A partir de l’évaluation de la Nuit Sacrée 2017 qui demandait plus de « profondeur », une plus grande variété des chorales, des rencontres moins brèves, des liens plus solides et prolongeables, une participation plus grande de la communauté  et du public. Je crois que nous y avons tous contribué !

  • on a  recueilli sous forme vidéo le témoignage de jeunes sur leur manière de « vivre ensemble ».
  • les chorales ont finalement représenté des sensibilités plus variées que les années précédentes.
  • des membres du Centre Pastoral ont rencontré en amont des chorales.
  • les chanteurs de Saint-Merry ont composé un chant « Pour vivre ensemble » interprété par une chorale “éphémère“ d’une vingtaine de personnes.

Quand démarre le calendrier  pour  une telle  manifestation ? 

En septembre, l’Equipe Pastorale a décidé de lancer une troisième édition.
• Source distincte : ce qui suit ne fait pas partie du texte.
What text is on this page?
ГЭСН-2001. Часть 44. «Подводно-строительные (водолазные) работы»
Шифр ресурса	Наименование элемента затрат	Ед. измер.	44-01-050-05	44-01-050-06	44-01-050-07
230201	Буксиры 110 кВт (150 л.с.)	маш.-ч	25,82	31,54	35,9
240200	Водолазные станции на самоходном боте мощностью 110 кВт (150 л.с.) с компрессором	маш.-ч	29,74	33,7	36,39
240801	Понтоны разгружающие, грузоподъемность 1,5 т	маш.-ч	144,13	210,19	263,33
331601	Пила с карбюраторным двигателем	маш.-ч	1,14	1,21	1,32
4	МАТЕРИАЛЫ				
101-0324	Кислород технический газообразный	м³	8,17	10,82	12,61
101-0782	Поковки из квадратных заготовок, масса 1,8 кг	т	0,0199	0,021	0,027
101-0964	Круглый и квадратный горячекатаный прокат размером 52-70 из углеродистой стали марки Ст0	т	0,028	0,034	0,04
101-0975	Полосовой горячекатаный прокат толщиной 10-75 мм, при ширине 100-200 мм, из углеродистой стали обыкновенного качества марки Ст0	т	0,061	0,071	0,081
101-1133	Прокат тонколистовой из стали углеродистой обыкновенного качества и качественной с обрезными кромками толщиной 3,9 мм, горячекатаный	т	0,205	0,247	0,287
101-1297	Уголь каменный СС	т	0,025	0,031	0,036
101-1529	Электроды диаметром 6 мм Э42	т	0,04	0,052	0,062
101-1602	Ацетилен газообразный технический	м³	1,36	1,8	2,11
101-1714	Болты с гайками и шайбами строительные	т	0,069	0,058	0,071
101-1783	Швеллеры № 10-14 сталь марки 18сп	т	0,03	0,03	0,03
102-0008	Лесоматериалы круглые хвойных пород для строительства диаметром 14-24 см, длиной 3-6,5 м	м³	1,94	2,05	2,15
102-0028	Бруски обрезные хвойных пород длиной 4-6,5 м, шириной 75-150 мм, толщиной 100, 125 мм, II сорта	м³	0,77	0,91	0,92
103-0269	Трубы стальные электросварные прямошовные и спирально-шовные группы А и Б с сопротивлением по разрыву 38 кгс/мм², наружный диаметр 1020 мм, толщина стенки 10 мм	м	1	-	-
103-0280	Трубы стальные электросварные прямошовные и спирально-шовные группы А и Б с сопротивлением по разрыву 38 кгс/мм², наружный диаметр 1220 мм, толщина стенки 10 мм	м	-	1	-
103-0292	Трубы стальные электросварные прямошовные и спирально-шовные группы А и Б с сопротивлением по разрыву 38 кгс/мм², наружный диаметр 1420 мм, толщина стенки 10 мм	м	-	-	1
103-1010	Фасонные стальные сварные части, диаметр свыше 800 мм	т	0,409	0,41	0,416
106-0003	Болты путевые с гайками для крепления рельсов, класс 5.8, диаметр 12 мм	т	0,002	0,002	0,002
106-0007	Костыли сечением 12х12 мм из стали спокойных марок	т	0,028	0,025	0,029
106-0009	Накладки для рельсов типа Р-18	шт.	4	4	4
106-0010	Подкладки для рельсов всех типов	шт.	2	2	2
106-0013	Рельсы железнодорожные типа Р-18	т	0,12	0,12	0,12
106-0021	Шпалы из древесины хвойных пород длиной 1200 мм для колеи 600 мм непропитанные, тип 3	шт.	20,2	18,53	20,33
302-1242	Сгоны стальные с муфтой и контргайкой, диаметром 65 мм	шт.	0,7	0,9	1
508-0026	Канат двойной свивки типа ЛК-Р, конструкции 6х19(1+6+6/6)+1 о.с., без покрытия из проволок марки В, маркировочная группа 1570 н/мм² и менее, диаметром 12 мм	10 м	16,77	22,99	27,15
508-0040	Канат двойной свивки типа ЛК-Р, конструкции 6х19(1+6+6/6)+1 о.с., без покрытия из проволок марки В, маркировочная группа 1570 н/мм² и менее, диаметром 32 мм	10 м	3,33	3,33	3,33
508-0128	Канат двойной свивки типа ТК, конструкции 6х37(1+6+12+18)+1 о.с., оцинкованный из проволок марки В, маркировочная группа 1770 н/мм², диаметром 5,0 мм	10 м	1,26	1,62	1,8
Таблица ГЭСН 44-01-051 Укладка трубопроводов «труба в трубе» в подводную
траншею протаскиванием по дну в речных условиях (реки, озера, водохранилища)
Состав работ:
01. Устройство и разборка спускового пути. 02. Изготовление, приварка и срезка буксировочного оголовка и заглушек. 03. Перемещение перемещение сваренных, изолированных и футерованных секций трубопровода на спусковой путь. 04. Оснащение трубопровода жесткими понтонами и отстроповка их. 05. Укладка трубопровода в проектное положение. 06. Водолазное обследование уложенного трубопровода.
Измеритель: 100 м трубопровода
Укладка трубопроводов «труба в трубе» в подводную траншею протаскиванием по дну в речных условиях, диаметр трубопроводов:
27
La première réunion de coordination s’est tenue fin octobre. La Nuit Sacrée 2018 a vu le jour dans la nuit du dimanche au lundi de Pentecôte : 7 mois de gestation, rien de trop  pour ce beau bébé !

Alors, peux-tu nous donner quelques-unes de ses mensurations ?

  • 17 chorales, chanteurs individuels et ensembles musicaux, sélectionnés sur des critères de grande qualité, mais aussi, ce qui est plus complexe, sur le partage avec nous du sens choisi pour la Nuit Sacrée 2018.
  • 1900 participants … On peut saluer la persévérance de certains car le Préfet de police avait limité à 600 personnes le public présent simultanément dans l’église. Merci aux personnes qui ont sagement attendu dans une queue dépassant souvent la rue Saint-Martin depuis l’entrée de la rue de la Verrerie !

Ca ne se fait pas tout seul !

68 volontaires ont assumé une mission au cours de la nuit, parfois toute la nuit, parfois venus au petit matin pour aider au petit déjeuner ou au rangement. Sans oublier celles et ceux qui ont procédé dans les jours précédents à l’installation des équipements, à l’enlèvement des chaises, à la pose des moquettes, etc.

La Nuit Sacrée crée une alchimie entre bénévoles et  professionnels :

  • 9 agents de sécurité
  • 23 techniciens du son, de la lumière, de la vidéo… Je tiens à souligner leur grand professionnalisme : la plupart sont engagés régulièrement comme intermittents sur les scènes, spectacles et concerts de premier plan.

A noter aussi que cette équipe a produit ensemble environ 800 heures de travail mais n’a demandé la rémunération que de 500 heures. C’est dire leur engagement à nos côtés pour un événement que tous se plaisent à vivre.

En quoi peut-on dire qu’il s’agit d’un événement porteur du « Vivre ensemble » ? 

On est venu dans nos murs mêmes : la Nuit Sacrée est un événement. Aux dires du Préfet, c’est le plus important événement inter-religieux d’Ile-de-France !

Une nouvelle fois, Anne Hidalgo s’y est déplacée, accompagnée de Bruno Julliard, premier adjoint et de Dominique Versini, notamment chargée de la lutte contre les exclusions ; le maire du 4ème arrondissement était représenté par sa première adjointe, Evelyne Zarka. Faisant écho à notre thème, devant nos auditeurs attentifs, elle a rappelé, elle aussi, que « tous les êtres humains ont besoin de donner du sens à ce qu’ils font, croyants ou non-croyants. Il y a un mystère à notre présence sur terre… Très vite on s’aperçoit que l’on ne peut pas vivre seul… Paris, ville cosmopolite nous oblige à la tolérance, au dialogue… ». Elle a ensuite appelé à la solidarité avec les réfugiés, en dressant un état des lieux.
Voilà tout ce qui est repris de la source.